The black-fronted piping guan is 63.5 to 74 cm long and weighs 1100 to 1400 g. It is similar in general appearance to a slim turkey, with a thin neck and small head. It is mainly black with a bluish gloss and a conspicuous white wing patch bearing rows of black dots. It has a large white crest and a red throat wattle with a dark blue patch at the front. Its ring of bare white skin around the dark eye and black-feathered face and forehead are unique in its genus. The legs and feet are red.

==Distribution and habitat==

Though it was formerly more widespread, the black-fronted piping guan is now found spottily in two general areas. It ranges near the Brazilian coast roughly from Paraná state north to Rio de Janeiro and also in Argentina's far northeastern Misiones Province and adjacent eastern Paraguay. It is the only piping guan in this range though formerly it overlapped a small amount with blue-throated piping guan (P. cumanensis) in Paraguay. It inhabits several types of Atlantic Forest including evergreen, gallery, and coastal. It is almost always found in mature primary forest though also in older secondary forest and restinga. In elevation it formerly ranged from sea level as high as 1850 m but now is usually found only below 1000 m

==Behavior==
===Movement===

Some altitudinal and seasonal movements by the black-fronted piping guan have been documented, though the reasons for them are not clear.

===Feeding===

The black-fronted piping guan forages alone, in pairs, or in groups as large as 11, usually in trees but sometimes on the ground. Its diet is primarily fruit, and studies in Brazil have documented 41 species eaten there. It will occasionally eat seeds, buds, insects, and molluscs. It tends to remain in an area of fruiting trees until they are bare.

===Breeding===

The black-fronted piping guan's breeding season appears to span at least August to December based on the dates of observations of displays, eggs, and nestlings. Their nest is a platform made of twigs and stems placed in the fork of a tree. The clutch size is two to four eggs. Almost all incubation is by the female but both sexes provision young.

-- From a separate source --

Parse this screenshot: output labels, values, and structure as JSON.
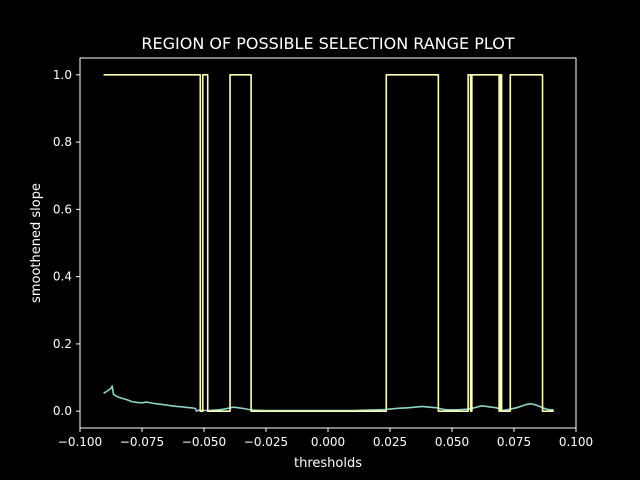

===Vocal and non-vocal sounds===

The black-fronted piping guan's primary vocalization is a "series of thin, rising whistles similar to those of congenerics". Its alarm call is also similar to that of other Pipile but with a more metallic tone. A dusk and dawn wing-whirring display has "two silent wingbeats, a long dry rattle, two more quick wingbeats and finally an even longer rattle".

==Status==

The IUCN assessed the black-fronted piping-guan in 1988 as Threatened, then in 1994 as Vulnerable, and since 2004 as Endangered. Its range and population have been severely reduced by habitat destruction and hunting and it is now rare outside of a few protected areas. Even in protected areas poaching for food and feathers remains a problem.